Victor Haldin, plus âgé que la plupart de ses camarades d’Université, ne faisait pas partie du clan des étudiants laborieux. On ne le voyait presque jamais aux cours, et les autorités le cataloguaient comme « esprit inquiet et faux », – notes détestables. Mais il jouissait auprès de ses camarades d’un grand prestige personnel et exerçait sur leur pensée une véritable influence. Razumov n’avait jamais été intime avec lui. Ils s’étaient rencontrés, de loin en loin, dans des réunions privées d’étudiants et avaient même entamé une discussion, une de ces discussions sur les grands principes, chères aux esprits ardents de la jeunesse.

Razumov aurait été heureux de voir son camarade choisir un autre moment pour venir bavarder. Il se sentait en train pour s’attaquer à la composition du concours. Mais conscient de l’impossibilité qu’il y avait à renvoyer sans égards un homme comme Haldin, il usa de son ton le plus hospitalier pour le prier de s’asseoir et de fumer.

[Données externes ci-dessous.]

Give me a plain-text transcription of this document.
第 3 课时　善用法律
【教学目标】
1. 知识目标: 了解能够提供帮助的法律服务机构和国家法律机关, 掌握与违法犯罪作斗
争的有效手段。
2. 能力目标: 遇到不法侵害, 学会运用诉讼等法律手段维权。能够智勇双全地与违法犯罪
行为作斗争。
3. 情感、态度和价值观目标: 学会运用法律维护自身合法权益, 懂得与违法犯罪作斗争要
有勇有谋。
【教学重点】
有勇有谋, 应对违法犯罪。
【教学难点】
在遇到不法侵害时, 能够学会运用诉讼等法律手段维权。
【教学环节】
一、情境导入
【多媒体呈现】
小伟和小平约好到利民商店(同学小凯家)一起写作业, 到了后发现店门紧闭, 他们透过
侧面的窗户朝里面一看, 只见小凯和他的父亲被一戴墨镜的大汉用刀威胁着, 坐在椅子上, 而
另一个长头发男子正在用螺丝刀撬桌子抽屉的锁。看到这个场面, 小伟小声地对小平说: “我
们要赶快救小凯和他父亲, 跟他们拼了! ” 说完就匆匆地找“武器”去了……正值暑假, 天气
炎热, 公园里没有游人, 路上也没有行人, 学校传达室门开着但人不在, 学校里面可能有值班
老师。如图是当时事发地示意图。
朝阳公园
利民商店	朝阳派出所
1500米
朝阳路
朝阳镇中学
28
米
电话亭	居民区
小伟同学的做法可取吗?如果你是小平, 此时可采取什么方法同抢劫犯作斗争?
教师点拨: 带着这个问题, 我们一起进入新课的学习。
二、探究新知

« Kirylo Sidorovitch », fit l’autre, en enlevant sa toque, « nous ne faisons peut-être pas exactement partie du même camp. Votre intelligence est plutôt tournée vers la spéculation. Vous ne parlez guère, mais je n’ai jamais vu personne qui pût mettre en doute la générosité de vos sentiments. On sent dans votre caractère une fermeté qui ne saurait aller sans courage ».

Razumov se sentit flatté et balbutia quelques mots pour exprimer sa satisfaction d’une opinion aussi heureuse, mais Haldin leva la main.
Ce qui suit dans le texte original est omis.